Aortic Valve Replacement

ExitCare ImageAortic valve replacement is heart surgery done by a heart surgeon. This type of surgery is used to treat problems with the aortic valve. The aortic valve assists in directing the flow of blood out of the left side of the heart. The left bottom chamber of your heart (left ventricle) is the large muscular chamber of the heart that pumps blood to the rest of the body. The aortic valve separates the left ventricle from the aorta. When the heart squeezes (contracts), the aortic valve opens and allows the blood to flow out of the left ventricle and into the aorta.

Surgery may be necessary when the valve does not open or close completely. A narrowed (stenotic) valve does not let the blood leave the heart normally. This causes blood to back up in the left ventricle and makes it hard for the heart to pump the needed amount of blood through the body. The heart has to work harder. This may produce shortness of breath and fatigue. Problems are worse with activity.

If the valve leaflets do not meet correctly when closing, blood may leak backward into the ventricle each time the heart pumps. This is called aortic insufficiency. When some of the blood leaks backward, the heart has to work harder. The heart can compensate for this increased work for a long time if the leakage comes on gradually. Eventually, the heart fails.

Aortic valve problems may be caused by a birth defect. This is called a congenital condition. Wear and tear can also cause the valve to fail. This is called degenerative disease. Rheumatic fever or infection may damage the aortic valve and later cause the need for valve replacement.


Aortic valves can be repaired. When the valve is too damaged to repair, the valve must be replaced. An artificial (prosthetic) valve is used to do this. Valves damaged by rheumatic disease often must be replaced.

Three types of prosthetic valves are available:

  • Mechanical valves made entirely from man-made materials.

  • Donor valves made from human donors. These are only used in special situations.

  • Biological valves made from animal tissues.

Each type has advantages and disadvantages. The choice of which type to use should be made by you and your surgeon taking the following into consideration:

  • Your age.

  • Your lifestyle.

  • Other medical conditions.

  • Your preferences with regard to medications and the risk of another surgery.

There are a number of good mechanical valves available. All work well. The main advantage of mechanical valves is that they do not wear out. Their main disadvantage is that blood has a tendency to clot with mechanical valves. If this happens, the valve will not work normally. Because of this, people with mechanical valves must take blood thinners (anticoagulants) for life. There is also a small, but definite, risk of blood clots causing stroke, even when taking anticoagulants.

There are a number of biological valves for aortic valve replacement. Most are made from pig heart valves. The main advantage of a biological valve is that there is a reduced risk of blood clots forming on the valve. This lessens the chance of the valve not working or the valve causing a stroke. A key disadvantage of biological valves is that they wear out sooner than mechanical valves. The rate at which they wear out depends on the person's age. A young boy might wear out a biological valve in only a few years. The same valve might last 10 years in a middle-aged person, and even longer in a person over the age of 70. A biological valve used in a person over 70 years old may never need replacement.


Your cardiologist and cardiovascular surgeon can best determine your individual risk. It will depend on your age, your general condition, any medical conditions, and your heart function. In general, the risks include:

  • Blood clotting caused by the new valve. Replacement with a mechanical valve requires lifelong treatment with medication to prevent blood clots.

  • Infection in the new valve. Infection is more common with valve replacement than with valve repair.

  • Valve failure. Valve failure is more common with valve replacement than with valve repair. Pig heart valves tend to fail after about 8 to 10 years.

  • Effects from the surgery itself, such as bleeding, infection, and risks of anesthesia.

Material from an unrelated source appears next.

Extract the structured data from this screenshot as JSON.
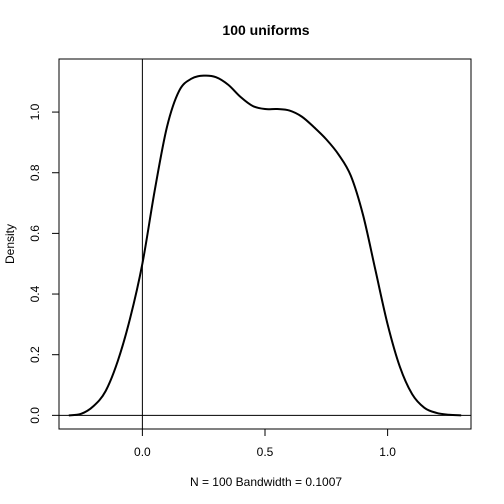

These risks are rare.


There are two types of aortic valve replacement surgery:

  • Traditional aortic valve replacement surgery. Valve repair or replacement is open heart surgery. You are given medications to make you sleep (general anesthesic). You are then placed on a heart-lung bypass machine. This machine provides oxygen to your blood while the heart is undergoing surgery. The surgery generally lasts from 3 to 5 hours. During surgery, the surgeon makes a large cut (incision) in the chest. Sometimes the heart is cooled to slow or stop the heartbeat. The damaged aortic valve is removed and replaced with a prosthetic heart valve.

  • Minimally invasive aortic valve replacement surgery. This is done through a smaller incision. The chest is not opened as in traditional surgery. If your condition allows for this procedure, there is often less blood loss, less pain, a shorter hospital stay, and faster recovery compared to traditional surgery.


  • Recovery from heart valve surgery usually involves a few days in an intensive care unit (ICU) of a hospital. Full recovery from heart valve surgery can take several months.

  • An anticoagulant, such as warfarin, is often prescribed for 6 weeks to 3 months after surgery for those with biological valves. It is prescribed for life for those with mechanical valves.